Bartleby the Scrivener
How we cite our quotes:
Meanwhile Bartleby sat in his hermitage, oblivious to everything but his own particular business there. (32)
Bartleby is only separated from the office by a screen, yet still he manages to completely shut himself in – this demonstrates his ability to create his own isolated world.
Immediately then the thought came sweeping across me, what miserable friendlessness and loneliness are here revealed. His poverty is great, but his solitude, how horrible! Think of it. Of a Sunday, Wall Street is deserted as Petra, and every night of every day it is an emptiness. This building, too, which of weekdays hums with industry and life, at nightfall echoes with sheer vacancy, and all through Sunday is forlorn. And here Bartleby makes his home, sole spectator of a solitude which he has seen all populous – a sort of innocent and transformed Marius brooding among the ruins of Carthage! (51)
Despite the weirdness and wrongness of Bartleby's situation, the Narrator is profoundly moved by its piteousness – he assumes that Bartleby, like most other people, is affected somehow by his lack of human interaction.
The bond of common humanity now drew me irresistibly to gloom. A fraternal melancholy! For both I and Bartleby were sons of Adam.

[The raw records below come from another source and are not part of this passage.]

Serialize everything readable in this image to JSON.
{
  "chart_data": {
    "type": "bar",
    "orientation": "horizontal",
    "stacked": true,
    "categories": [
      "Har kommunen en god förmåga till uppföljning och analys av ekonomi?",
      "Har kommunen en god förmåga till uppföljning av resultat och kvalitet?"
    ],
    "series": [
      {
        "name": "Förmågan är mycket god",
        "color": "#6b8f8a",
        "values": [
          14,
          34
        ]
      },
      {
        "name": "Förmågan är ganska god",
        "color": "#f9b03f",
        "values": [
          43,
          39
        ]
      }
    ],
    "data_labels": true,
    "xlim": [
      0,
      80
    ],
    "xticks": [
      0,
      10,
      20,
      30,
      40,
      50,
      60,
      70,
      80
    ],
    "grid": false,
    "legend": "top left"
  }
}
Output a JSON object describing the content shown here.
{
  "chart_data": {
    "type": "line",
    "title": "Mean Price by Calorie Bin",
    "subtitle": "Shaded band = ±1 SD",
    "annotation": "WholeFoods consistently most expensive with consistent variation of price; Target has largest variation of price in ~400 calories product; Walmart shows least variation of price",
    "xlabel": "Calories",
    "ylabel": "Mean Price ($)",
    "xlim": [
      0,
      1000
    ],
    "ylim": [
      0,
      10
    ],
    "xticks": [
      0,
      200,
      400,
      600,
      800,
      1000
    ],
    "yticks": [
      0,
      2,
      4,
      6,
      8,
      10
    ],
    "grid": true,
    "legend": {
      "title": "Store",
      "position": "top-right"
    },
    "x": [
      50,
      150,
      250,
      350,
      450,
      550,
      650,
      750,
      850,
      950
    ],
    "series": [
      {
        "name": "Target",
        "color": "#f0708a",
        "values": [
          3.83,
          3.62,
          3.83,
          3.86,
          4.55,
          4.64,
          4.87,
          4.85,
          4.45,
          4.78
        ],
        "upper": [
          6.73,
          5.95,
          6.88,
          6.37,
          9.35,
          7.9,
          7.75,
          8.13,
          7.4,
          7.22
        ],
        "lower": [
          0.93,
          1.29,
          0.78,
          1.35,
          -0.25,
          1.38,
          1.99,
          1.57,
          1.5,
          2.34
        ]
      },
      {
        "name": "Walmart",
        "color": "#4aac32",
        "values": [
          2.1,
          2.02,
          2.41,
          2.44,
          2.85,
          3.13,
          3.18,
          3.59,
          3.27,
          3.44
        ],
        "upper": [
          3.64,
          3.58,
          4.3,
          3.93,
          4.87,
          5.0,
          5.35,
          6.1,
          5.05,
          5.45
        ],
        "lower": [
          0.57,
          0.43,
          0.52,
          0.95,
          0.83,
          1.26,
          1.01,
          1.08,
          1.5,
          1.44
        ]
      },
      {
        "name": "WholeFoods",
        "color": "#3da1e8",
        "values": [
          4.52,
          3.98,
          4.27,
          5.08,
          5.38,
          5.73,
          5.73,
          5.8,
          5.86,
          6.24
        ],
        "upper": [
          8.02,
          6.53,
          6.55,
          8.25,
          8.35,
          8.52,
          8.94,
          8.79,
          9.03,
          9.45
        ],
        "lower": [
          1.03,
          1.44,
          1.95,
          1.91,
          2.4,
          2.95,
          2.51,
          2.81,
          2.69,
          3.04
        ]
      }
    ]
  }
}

I remembered the bright silks and sparkling faces I had seen that day, in gala trim, swanlike sailing down the Mississippi of Broadway; and I contrasted them with the pallid copyist, and thought to myself, Ah, happiness courts the light, so we deem the world is gay, but misery hides aloof, so we deem that misery there is none. (52)
The Narrator sadly ponders Bartleby's isolation, and keenly observes that since happy people want to be together and miserable ones keep themselves apart, we assume that everyone is happy, which is, as he observes, a pretty faulty logic.